Nuovi studi mostrano come il calo dei rapporti sessuali nelle coppie sia dovuto a una perdita di appeal nei confronti del sesso, a favore di cose ritenute più interessanti e divertenti da fare insieme, come guardare la televisione.
Secondo gli esperti francesi entro il 2115 si potrebbe arrivare quindi all’apocalisse sessuale, visto che la recessione riguarda un po’ tutti, a partire dai più giovani.
La situazione riguarda soprattutto il mondo occidentale, dove oltre al calo demografico si registrano cali in termini di rapporti sessuali e conseguente aumento di inattività sessuale: succede in Germania, dove il numero di coloro che hanno tra i 18 e i 30 anni e non sono attivi sessualmente è triplicato nell’ultimo decennio, e succede negli Stati Uniti, dove coloro che hanno tra i 18 e i 29 anni hanno in media meno di nove rapporti in un mese.

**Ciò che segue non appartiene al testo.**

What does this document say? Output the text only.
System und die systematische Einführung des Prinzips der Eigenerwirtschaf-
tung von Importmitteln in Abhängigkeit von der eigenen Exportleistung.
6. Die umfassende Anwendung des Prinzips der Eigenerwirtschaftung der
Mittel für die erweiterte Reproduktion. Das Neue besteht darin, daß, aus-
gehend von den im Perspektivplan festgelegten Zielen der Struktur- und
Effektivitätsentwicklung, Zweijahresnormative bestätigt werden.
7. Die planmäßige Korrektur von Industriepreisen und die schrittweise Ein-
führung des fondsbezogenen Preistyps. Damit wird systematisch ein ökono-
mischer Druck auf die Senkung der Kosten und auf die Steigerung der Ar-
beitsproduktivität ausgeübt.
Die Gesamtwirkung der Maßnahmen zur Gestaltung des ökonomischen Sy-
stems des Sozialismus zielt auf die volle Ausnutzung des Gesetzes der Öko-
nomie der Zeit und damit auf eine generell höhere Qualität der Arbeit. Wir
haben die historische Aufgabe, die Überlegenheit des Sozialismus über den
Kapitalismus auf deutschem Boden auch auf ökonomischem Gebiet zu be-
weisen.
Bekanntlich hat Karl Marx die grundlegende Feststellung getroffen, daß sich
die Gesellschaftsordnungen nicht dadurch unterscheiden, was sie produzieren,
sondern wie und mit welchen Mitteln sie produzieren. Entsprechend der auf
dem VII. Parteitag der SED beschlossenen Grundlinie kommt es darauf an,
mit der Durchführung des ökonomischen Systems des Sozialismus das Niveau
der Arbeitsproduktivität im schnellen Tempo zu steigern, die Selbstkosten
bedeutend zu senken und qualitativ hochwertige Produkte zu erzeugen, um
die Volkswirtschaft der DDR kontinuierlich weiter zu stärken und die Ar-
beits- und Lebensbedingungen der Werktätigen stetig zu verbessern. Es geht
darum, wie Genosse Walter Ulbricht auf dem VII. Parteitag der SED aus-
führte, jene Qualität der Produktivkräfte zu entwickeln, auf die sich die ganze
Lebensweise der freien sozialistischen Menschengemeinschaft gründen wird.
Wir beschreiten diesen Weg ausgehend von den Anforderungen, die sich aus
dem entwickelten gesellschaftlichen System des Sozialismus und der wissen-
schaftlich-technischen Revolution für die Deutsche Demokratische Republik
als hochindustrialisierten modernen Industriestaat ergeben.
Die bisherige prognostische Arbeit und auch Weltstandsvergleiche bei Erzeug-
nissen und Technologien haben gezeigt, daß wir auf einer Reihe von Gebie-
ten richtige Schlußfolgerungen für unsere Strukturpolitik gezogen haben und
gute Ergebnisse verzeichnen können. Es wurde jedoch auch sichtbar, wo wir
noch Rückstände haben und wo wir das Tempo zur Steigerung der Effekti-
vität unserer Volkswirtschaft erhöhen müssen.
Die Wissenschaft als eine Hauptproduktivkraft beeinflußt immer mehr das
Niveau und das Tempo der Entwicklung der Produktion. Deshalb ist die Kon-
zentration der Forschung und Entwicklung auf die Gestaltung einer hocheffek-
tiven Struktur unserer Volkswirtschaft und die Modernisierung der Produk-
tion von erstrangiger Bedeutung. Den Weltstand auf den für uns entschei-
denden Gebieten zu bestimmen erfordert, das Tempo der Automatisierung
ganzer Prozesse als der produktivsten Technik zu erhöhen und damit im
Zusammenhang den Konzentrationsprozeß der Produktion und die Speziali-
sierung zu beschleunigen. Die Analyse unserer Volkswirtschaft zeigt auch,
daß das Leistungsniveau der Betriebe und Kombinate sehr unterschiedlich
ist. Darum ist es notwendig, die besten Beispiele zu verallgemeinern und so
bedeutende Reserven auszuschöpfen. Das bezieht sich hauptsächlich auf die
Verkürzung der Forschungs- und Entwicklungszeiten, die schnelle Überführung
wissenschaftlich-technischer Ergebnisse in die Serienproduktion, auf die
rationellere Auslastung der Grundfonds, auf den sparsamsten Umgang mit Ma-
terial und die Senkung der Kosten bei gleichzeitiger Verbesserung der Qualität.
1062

In Italia non va meglio, come segnala l’ultimo rapporto Censis, e in particolare sono i giovani a lamentare una totale inattività dal punto di vista sessuale, raddoppiati nel corso dell’ultimo decennio.
Come viene spiegata questa inappetenza?
Accanto a una certa stanchezza e noia, che fa prediligere la visione di una serie tv o stare sui social network, si accompagna la mancanza di una relazione stabile, insicurezza, mancanza di occasioni e limitate capacità relazionali, tendenza a restare chiusi in casa.
Qualcuno parla anche di effetto rigetto rispetto a una società ipersessualizzata, dove la narrazione mainstream (di social e di un certo tipo di pornografia) ha veicolato una sessualità molto dinamica e competitiva, di fronte alla quale in tanti si sentono inadeguati.